To pay for this tattoo he missed six consecutive child support payments.
He once met Darren McFadden out at a local Chili’s and said, “Those fajitas are on me, big dog.”
He has since told the story about the time he bought Darren McFadden fajitas at Chili’s 2,476 times, including, during his father’s own eulogy. That was right after he called the hogs for daddy one last time.
For nineteen consecutive years he has given each of his wives the same birthday present every year — edible panties.
He once gave Houston Nutt a pair of the same edible panties, winked, and said, “The Missus will love them.” And Houston Nutt said, “Edible panties! I love these.” Then Nutt ate them with his steak at the Razorback club event in Little Rock.

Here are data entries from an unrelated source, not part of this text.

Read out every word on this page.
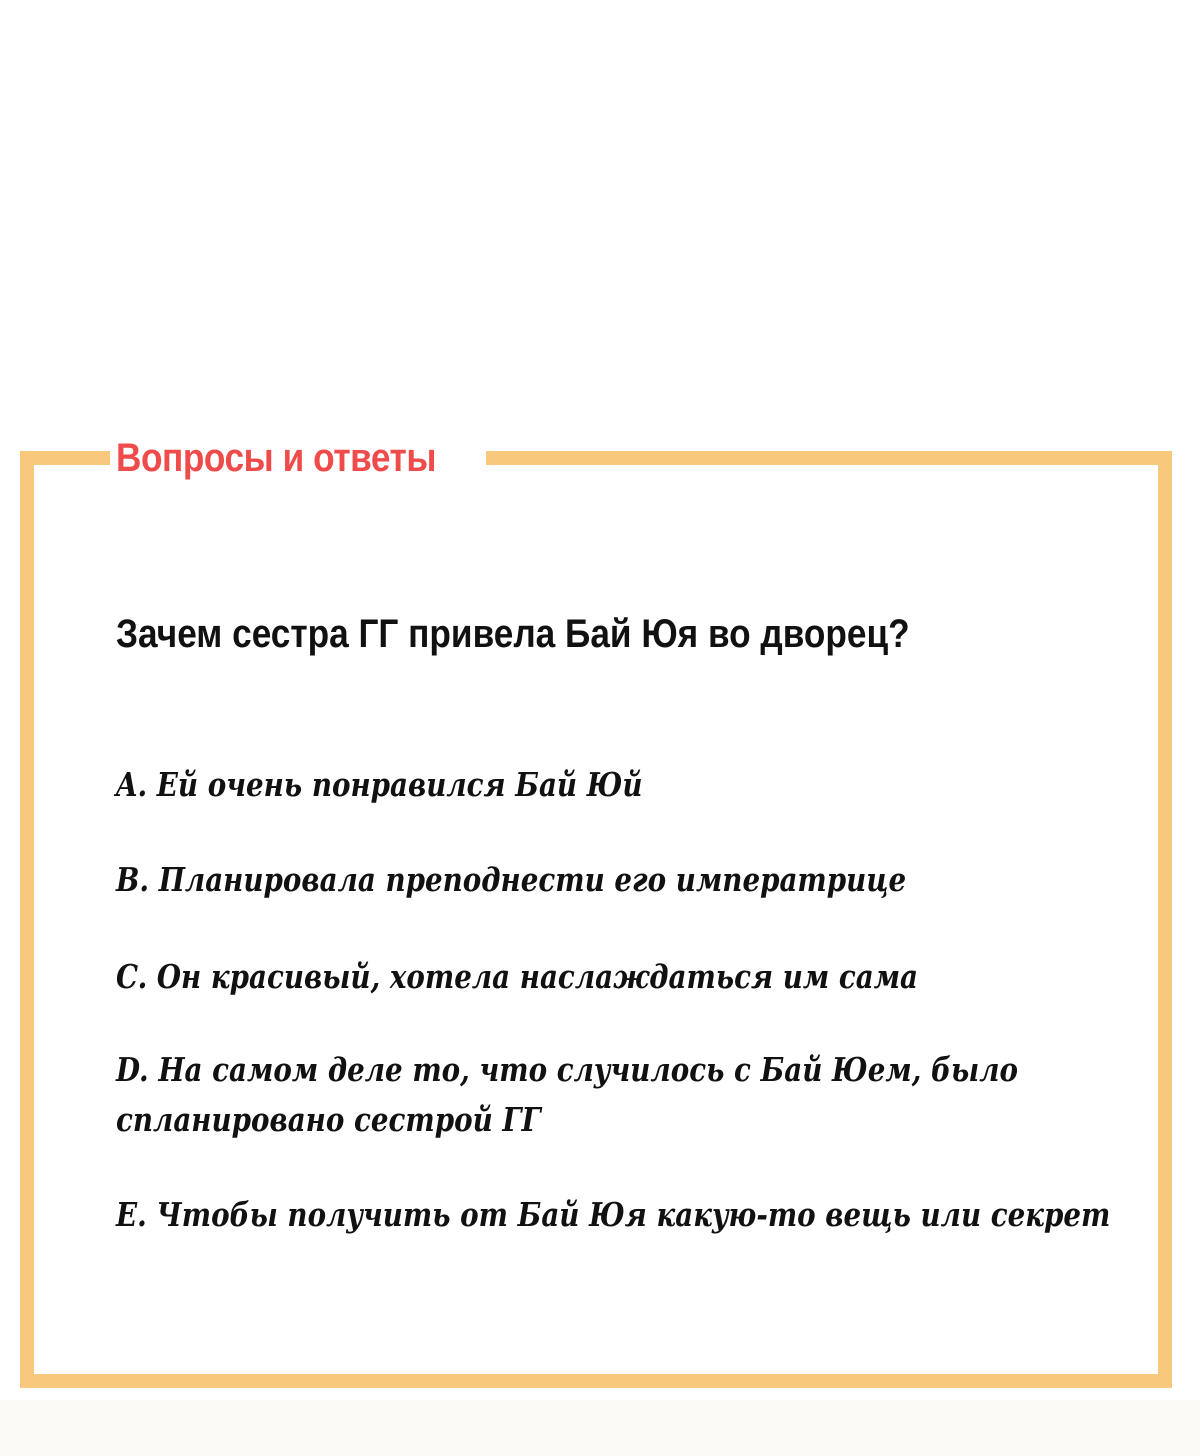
Вопросы и ответы
Зачем сестра ГГ привела Бай Юя во дворец?
A. Ей очень понравился Бай Юй
B. Планировала преподнести его императрице
C. Он красивый, хотела наслаждаться им сама
D. На самом деле то, что случилось с Бай Юем, было
спланировано сестрой ГГ
E. Чтобы получить от Бай Юя какую-то вещь или секрет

Ask him about it and he’ll say, “That’s when I knew Houston Nutt had no class.”
When Bobby Petrino was fired, he cried for the first time since Clint Stoerner fumbled the football in 1998. On the day Petrino was fired he grabbed an oversized elementary school pencil and wrote, “Your a homo,” 1,000 consecutive times on one of his children’s oversized school notebook paper. He then drove to athletic director Jeff Long’s house and put the pages in his mailbox.
He recently opened a Twitter account and has Tweeted Darren McFadden fourteen straight days saying the same thing every time, “Remembr win I bougt u fagitas at Chilis!”
His profile pic on AdultFriendFinder is him naked wearing a Razorback hat over his face. His profile tagline is, “Lets call the Hog’s! (no mexican’s).”
That’s despite the fact that he has been unable to get an erection since Bobby Petrino was fired as Arkansas head football coach, but the two are, “COMPLETELY UNRELATED.”